In all of these cases, hard and soft edges speaks to one aspect of these matters, namely the difference of experience. I do not think that it determines whether one is better than another. Even though both (whether something is better and whether one experience is different) are subjective opinions, I think hard and soft edges describes something a bit more objective than whether one is better than the other. This is why I like using this conceptual tool. It helps bring my personal subjective experience (this game is harder) away from the fully subjective opinion realm and tie it to objective qualities (there are differences in building placement that do not exist in the second game).

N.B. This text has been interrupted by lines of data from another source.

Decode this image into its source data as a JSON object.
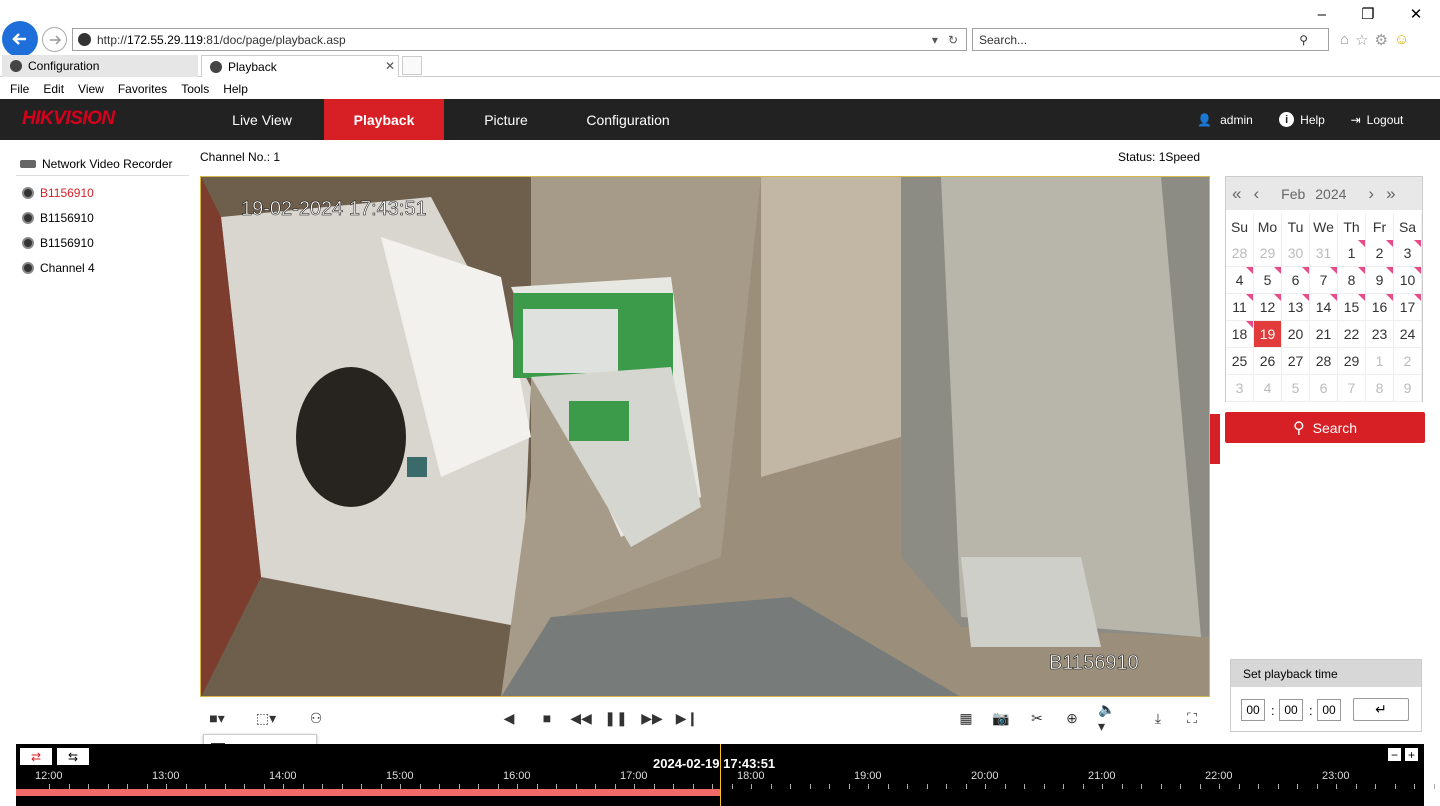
{
  "browser": {
    "url_prefix": "http://",
    "url_host": "172.55.29.119",
    "url_rest": ":81/doc/page/playback.asp",
    "search_placeholder": "Search...",
    "tabs": [
      {
        "label": "Configuration"
      },
      {
        "label": "Playback"
      }
    ],
    "menu": [
      "File",
      "Edit",
      "View",
      "Favorites",
      "Tools",
      "Help"
    ]
  },
  "app": {
    "logo": "HIKVISION",
    "nav": [
      {
        "label": "Live View"
      },
      {
        "label": "Playback",
        "active": true
      },
      {
        "label": "Picture"
      },
      {
        "label": "Configuration"
      }
    ],
    "user": "admin",
    "help": "Help",
    "logout": "Logout"
  },
  "sidebar": {
    "device": "Network Video Recorder",
    "channels": [
      {
        "label": "B1156910",
        "selected": true
      },
      {
        "label": "B1156910"
      },
      {
        "label": "B1156910"
      },
      {
        "label": "Channel 4"
      }
    ]
  },
  "player": {
    "channel_label": "Channel No.: 1",
    "status_label": "Status: 1Speed",
    "osd_time": "19-02-2024 17:43:51",
    "osd_name": "B1156910"
  },
  "calendar": {
    "month": "Feb",
    "year": "2024",
    "weekdays": [
      "Su",
      "Mo",
      "Tu",
      "We",
      "Th",
      "Fr",
      "Sa"
    ],
    "weeks": [
      [
        {
          "d": "28",
          "dim": true
        },
        {
          "d": "29",
          "dim": true
        },
        {
          "d": "30",
          "dim": true
        },
        {
          "d": "31",
          "dim": true
        },
        {
          "d": "1",
          "rec": true
        },
        {
          "d": "2",
          "rec": true
        },
        {
          "d": "3",
          "rec": true
        }
      ],
      [
        {
          "d": "4",
          "rec": true
        },
        {
          "d": "5",
          "rec": true
        },
        {
          "d": "6",
          "rec": true
        },
        {
          "d": "7",
          "rec": true
        },
        {
          "d": "8",
          "rec": true
        },
        {
          "d": "9",
          "rec": true
        },
        {
          "d": "10",
          "rec": true
        }
      ],
      [
        {
          "d": "11",
          "rec": true
        },
        {
          "d": "12",
          "rec": true
        },
        {
          "d": "13",
          "rec": true
        },
        {
          "d": "14",
          "rec": true
        },
        {
          "d": "15",
          "rec": true
        },
        {
          "d": "16",
          "rec": true
        },
        {
          "d": "17",
          "rec": true
        }
      ],
      [
        {
          "d": "18",
          "rec": true
        },
        {
          "d": "19",
          "sel": true
        },
        {
          "d": "20"
        },
        {
          "d": "21"
        },
        {
          "d": "22"
        },
        {
          "d": "23"
        },
        {
          "d": "24"
        }
      ],
      [
        {
          "d": "25"
        },
        {
          "d": "26"
        },
        {
          "d": "27"
        },
        {
          "d": "28"
        },
        {
          "d": "29"
        },
        {
          "d": "1",
          "dim": true
        },
        {
          "d": "2",
          "dim": true
        }
      ],
      [
        {
          "d": "3",
          "dim": true
        },
        {
          "d": "4",
          "dim": true
        },
        {
          "d": "5",
          "dim": true
        },
        {
          "d": "6",
          "dim": true
        },
        {
          "d": "7",
          "dim": true
        },
        {
          "d": "8",
          "dim": true
        },
        {
          "d": "9",
          "dim": true
        }
      ]
    ],
    "search_label": "Search"
  },
  "playback_time": {
    "title": "Set playback time",
    "hh": "00",
    "mm": "00",
    "ss": "00"
  },
  "timeline": {
    "current": "2024-02-19 17:43:51",
    "hours": [
      "12:00",
      "13:00",
      "14:00",
      "15:00",
      "16:00",
      "17:00",
      "18:00",
      "19:00",
      "20:00",
      "21:00",
      "22:00",
      "23:00"
    ],
    "colors": {
      "record": "#f06a6a",
      "cursor": "#f5c518"
    }
  }
}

This concept is something that I think The Two-Income Trap does very well, even if it does not explicitly use those terms. After reading the book, I am left with a sense that the modern economy has been transformed into an economy with more hard edges where the previous economy had more soft edges. This translates into an experience, that, though many Americans face, is one that I did not fully understand. Though I am convinced that it would be a boon in American happiness and long term political stability to move towards an economy with more soft edges, the book did not convince me that the policies that Warren lays out are sufficient or will achieve the desired results. After all, understanding the hard edges of the world, which the book has helped me do, still seems a long ways away from saying what to do to change them.